Our whole world consists of the ashes of an incalculable number of living creatures: and even if living matter is ever so little compared with the whole, everything has already been transformed into life once before and thus the process goes on. If we grant eternal time we must assume the eternal change of matter. 249

[Pg 171]

The world of energy suffers no diminution: otherwise with eternal time it would have grown weak and finally have perished altogether. The world of energy suffers no stationary state, otherwise this would already have been reached, and the clock of the universe would be at a standstill. The world of energy does not therefore reach a state of equilibrium; for no instant in its career has it had rest; its energy and its movement have been the same for all time. Whatever state this world could have reached must ere now have been attained, and not only once but an incalculable number of times. 249

My doctrine is: Live so that thou mayest desire to live again,—that is thy duty,—for in any case thou wilt live again!
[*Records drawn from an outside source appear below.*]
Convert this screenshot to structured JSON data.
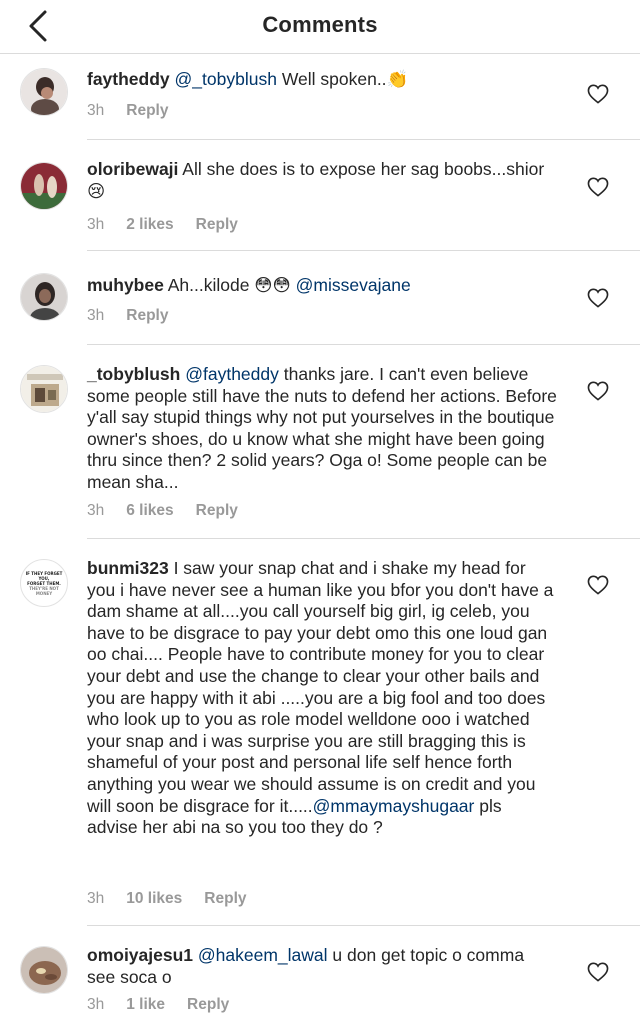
{
  "header": {
    "title": "Comments",
    "back_icon": "chevron-left-icon"
  },
  "comments": [
    {
      "username": "faytheddy",
      "mention": "@_tobyblush",
      "text_after": " Well spoken..👏",
      "time": "3h",
      "likes": "",
      "reply": "Reply"
    },
    {
      "username": "oloribewaji",
      "mention": "",
      "text_after": " All she does is to expose her sag boobs...shior😢",
      "time": "3h",
      "likes": "2 likes",
      "reply": "Reply"
    },
    {
      "username": "muhybee",
      "mention_pre": " Ah...kilode 😳😳 ",
      "mention": "@missevajane",
      "time": "3h",
      "likes": "",
      "reply": "Reply"
    },
    {
      "username": "_tobyblush",
      "mention": "@faytheddy",
      "text_after": " thanks jare. I can't even believe some people still have the nuts to defend her actions. Before y'all say stupid things why not put yourselves in the boutique owner's shoes, do u know what she might have been going thru since then? 2 solid years? Oga o! Some people can be mean sha...",
      "time": "3h",
      "likes": "6 likes",
      "reply": "Reply"
    },
    {
      "username": "bunmi323",
      "text_before": " I saw your snap chat and i shake my head for you i have never see a human like you bfor you don't have a dam shame at all....you call yourself big girl, ig celeb, you have to be disgrace to pay your debt omo this one loud gan oo chai.... People have to contribute money for you to clear your debt and use the change to clear your other bails and you are happy with it abi .....you are a big fool and too does who look up to you as role model welldone ooo i watched your snap and i was surprise you are still bragging this is shameful of your post and personal life self hence forth anything you wear we should assume is on credit and you will soon be disgrace for it.....",
      "mention": "@mmaymayshugaar",
      "text_after": " pls advise her abi na so you too they do ?",
      "avatar_text": [
        "IF THEY FORGET YOU,",
        "FORGET THEM.",
        "THEY'RE NOT MONEY"
      ],
      "time": "3h",
      "likes": "10 likes",
      "reply": "Reply"
    },
    {
      "username": "omoiyajesu1",
      "mention": "@hakeem_lawal",
      "text_after": " u don get topic o comma see soca o",
      "time": "3h",
      "likes": "1 like",
      "reply": "Reply"
    }
  ],
  "colors": {
    "mention": "#003569",
    "meta": "#999999",
    "divider": "#dbdbdb"
  }
}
He unto whom striving is the greatest happiness, let him strive; he unto whom peace is the greatest happiness, let him rest; he unto whom subordination, following, obedience, is the greatest happiness, let him obey. 251

The mightiest of all thoughts absorbs a good deal, of energy which formerly stood at the disposal of other aspirations, and in this way it exercises a modifying influence; it creates new laws of motion in energy, though no new energy. 252

Ye fancy that ye will have a long rest ere your second birth takes place,—but do not deceive yourselves! 'Twixt your last moment of consciousness and the first ray of the dawn of your new life no time will elapse,—as a flash of lightning will the space go by, even though living creatures think it is millions of years.... 253

Are ye now prepared? Ye must have experienced every form of scepticism and ye must have wallowed with voluptuousness in ice-cold baths,—otherwise ye have no right to this thought; I wish to protect myself[Pg 172] against those who gush over anything! I would defend my doctrine in advance. It must be the religion of the freest, most cheerful and most sublime souls, a delightful pastureland somewhere between golden ice and a pure heaven! 256

[Pg 173]


"Beyond Good and Evil"

Double purpose animated Nietzsche in his writing of "Beyond Good and Evil" ("Jenseits von Gut und Bse"). It is at once an explanation and an elucidation of "Thus Spake Zarathustra," and a preparatory book for his greatest and most important work, "The Will to Power." In it Nietzsche attempts to define the relative terms of "good" and "evil," and to draw a line of distinction between immorality and unmorality. He saw the inconsistencies evolved in the attempt to harmonise an ancient moral code with the needs of modern life, and recognised the compromises which were constantly being made between moral theory and social practice. His object was to establish a relationship between morality and necessity, and to formulate a workable basis for human conduct. Consequently "Beyond Good and Evil" is one of his most important contributions to a new system of ethics, and touches on many of the deepest principles of his philosophy. As it stands, it is by no means a complete expression of Nietzsche's doctrines, but it is sufficiently profound and suggestive to be of valuable service in an understanding of his later works. The book was begun in the summer of 1885 and finished the following winter. Again there was difficulty with publishers, and finally the book was issued at the author's own expense in the autumn of 1886.